Urewera sentences upheld
NBR reports:
The Court of Appeal has dismissed the Urewera four’s appeal against their convictions and sentences.
In today’s decision, Justices Mark O’Regan, Ellen France and Terence Arnold have agreed with High Court Justice Rodney Hansen’s earlier ruling and labelled it a “generous one”.
Lawyers for Urs Signer, Emily Bailey, veteran activist Tame Iti and Te Rangikaiwhiria Kemara took the appeal in August, three months after Justice Hansen’s ruling.
At the time, Signer and Bailey received a sentence of nine months’ home detention on firearms possession charges while Iti and Kemara were each sentenced to two and a half years in prison on the same charges.
In today’s ruling Justices O’Regan, France and Arnold agreed with Justice Hansen’s reasoning in the following passage:
“The question of whether the four of you participated in a criminal group, which had as its objective the commission of serious crimes of violence, is quite distinct from the issue of why you acquired the firearms and deployed them at the camps.

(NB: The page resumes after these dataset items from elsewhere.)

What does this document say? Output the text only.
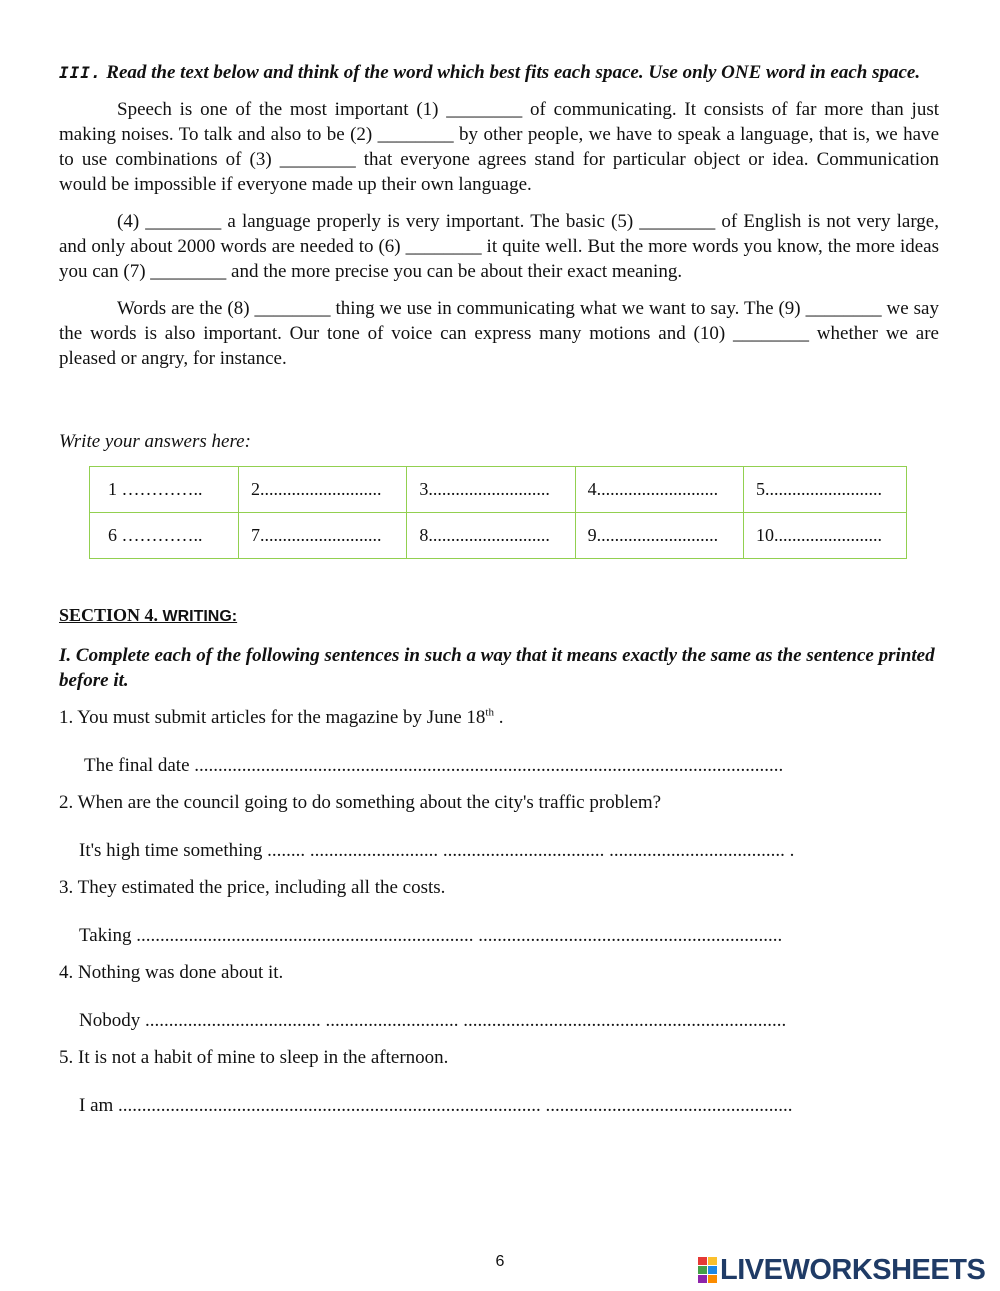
III. Read the text below and think of the word which best fits each space. Use only ONE word in each space.

Speech is one of the most important (1) ________ of communicating. It consists of far more than just making noises. To talk and also to be (2) ________ by other people, we have to speak a language, that is, we have to use combinations of (3) ________ that everyone agrees stand for particular object or idea. Communication would be impossible if everyone made up their own language.

(4) ________ a language properly is very important. The basic (5) ________ of English is not very large, and only about 2000 words are needed to (6) ________ it quite well. But the more words you know, the more ideas you can (7) ________ and the more precise you can be about their exact meaning.

Words are the (8) ________ thing we use in communicating what we want to say. The (9) ________ we say the words is also important. Our tone of voice can express many motions and (10) ________ whether we are pleased or angry, for instance.

Write your answers here:
1 …………..	2...........................	3...........................	4...........................	5..........................
6 …………..	7...........................	8...........................	9...........................	10........................
SECTION 4. WRITING:
I. Complete each of the following sentences in such a way that it means exactly the same as the sentence printed before it.
1. You must submit articles for the magazine by June 18th .
The final date ............................................................................................................................
2. When are the council going to do something about the city's traffic problem?
It's high time something ........ ........................... .................................. ..................................... .
3. They estimated the price, including all the costs.
Taking ....................................................................... ................................................................
4. Nothing was done about it.
Nobody ..................................... ............................ ....................................................................
5. It is not a habit of mine to sleep in the afternoon.
I am ......................................................................................... ....................................................
6	LIVEWORKSHEETS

“Your intention in that latter sense is highly relevant to an assessment of your culpability and there is sufficient evidence on that issue to satisfy me to the standard of beyond reasonable doubt.”
They also suggested Justice Hansen’s approach had been “generous”.
“Accordingly, we consider it was open to the judge to reach the factual findings he did. Once that point is accepted, there can be no real argument that the sentences imposed were within range.
“Indeed, there is force in the Crown submission that in giving credit for the appellants’ altruistic motivation, the approach taken was generous.”